Em muitos casos, a opção por um ou outro modo verbal não obedece a critérios 'matemáticos'

Dilma Rousseff disse que, se conquistar o segundo mandato, "nem que a vaca tussa" haverá alterações na legislação que trata das férias e do 13°.

A frase de Dilma contém a forma "tussa", do presente do subjuntivo do verbo "tossir", que, de acordo com o "Houaiss", é o único da nossa língua que termina em "-ossir".

É interessante o que ocorre com o presente do subjuntivo no português oral do Brasil e, mais particularmente, em algumas regiões do país. Em São Paulo, por exemplo, são comuns construções como "O que você quer que eu faço?" ou "Você quer que eu compro?" ou ainda "Mas ela quer que eu vou?", com as quais o falante parece deixar clara a disposição de fazer, comprar e ir. No padrão formal escrito, as formas "faço", "compro" e "vou", do presente do indicativo, tenderiam a ser substituídas pelas do subjuntivo ("faça", "compre" e "vá", respectivamente).

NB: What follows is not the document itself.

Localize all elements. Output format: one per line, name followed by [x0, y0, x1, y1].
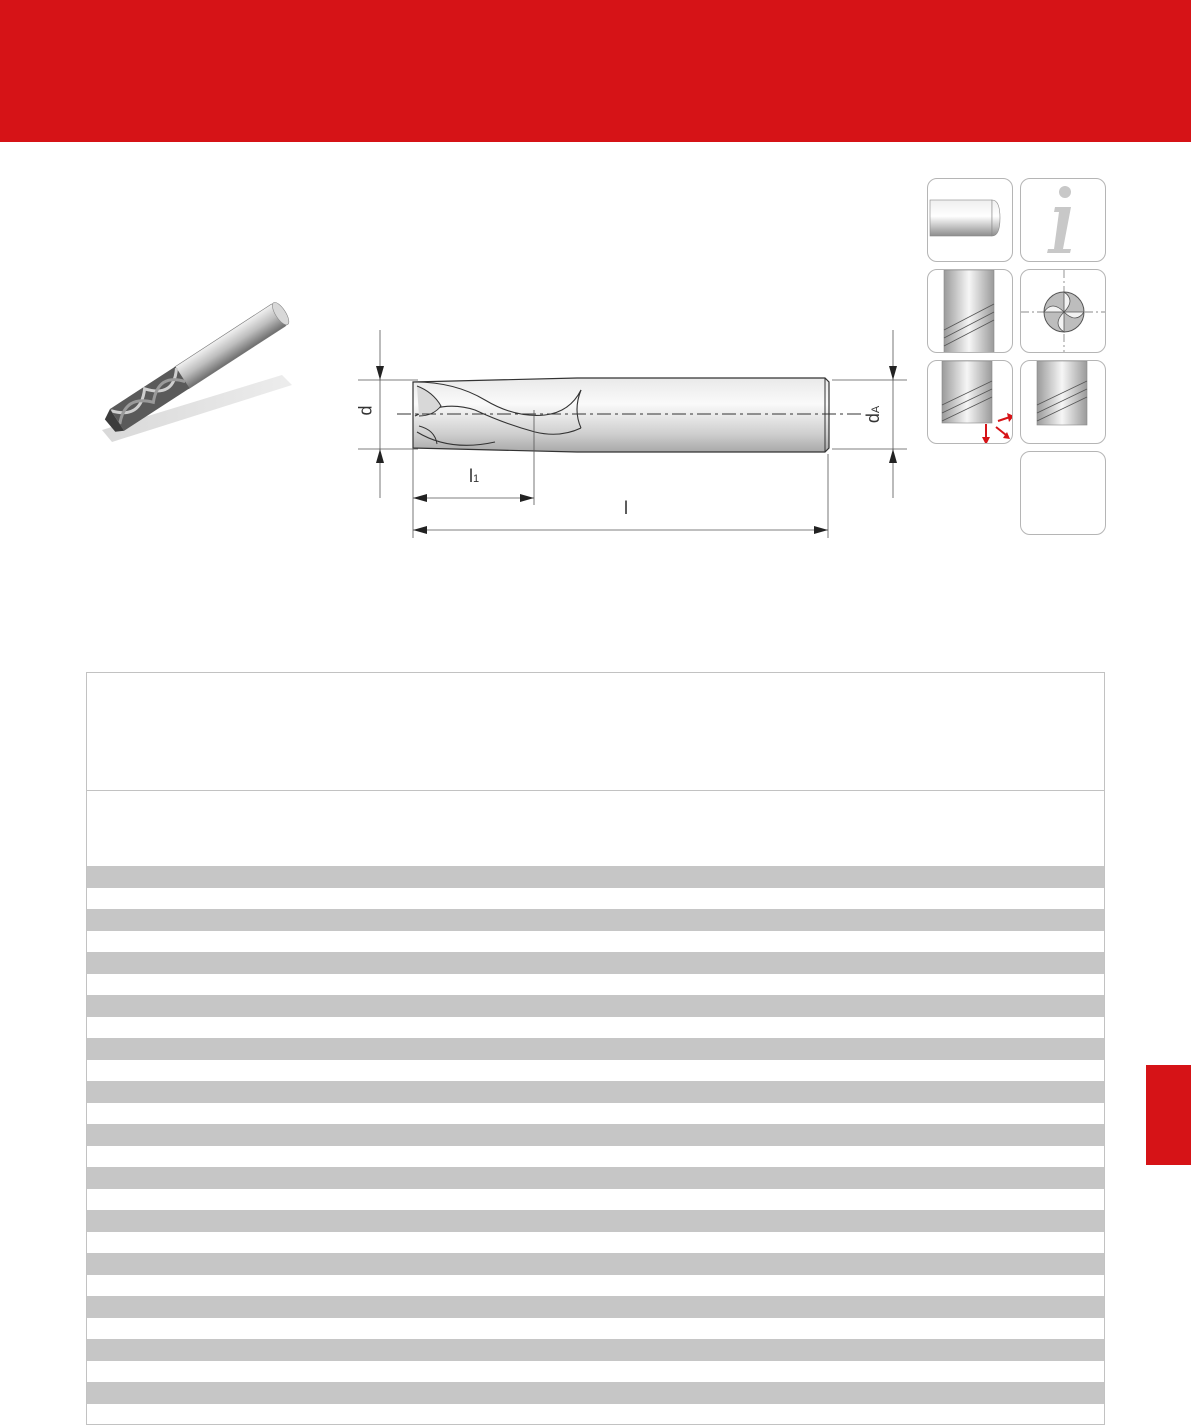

Em outras regiões do país, mesmo na oralidade predominam formas comuns no padrão formal. Lembro que, quando entrevistei Caetano Veloso pela primeira vez (já lá se vão 16 anos), ouvi dele a seguinte observação, feita assim que desceu do carro que o tinha ido buscar para a gravação na TV Cultura: "Rapaz, aquilo que você disse quando comentou a letra de Pra que discutir com madame?' é coisa de paulista; na Bahia ninguém faz isso não".

Para minha honra e alegria, Caetano tinha visto um programa em que abordei a letra dessa canção (de H. Barbosa e J. de Almeida), em que está a passagem "Madame não gosta que ninguém sambe". Ao comentar o emprego da forma "sambe", do presente do subjuntivo, citei o que está no terceiro parágrafo deste texto ("O que você quer que eu faço?" e afins), mas de fato não disse que isso não é comum no país todo.

E que diferença há entre o indicativo e o subjuntivo? Bem, como se sabe, indicativo e subjuntivo são modos. O primeiro põe o processo expresso pelo verbo no plano da certeza, da afirmação, da realidade ("Leio diariamente jornais de vários países"); o segundo põe o processo no plano da suposição, da dúvida, do irreal, do desejo ("Sugiro-lhe que leia diariamente jornais de..."). Note que, no último exemplo, o fato de eu sugerir que você leia não garante que isso realmente venha a ocorrer.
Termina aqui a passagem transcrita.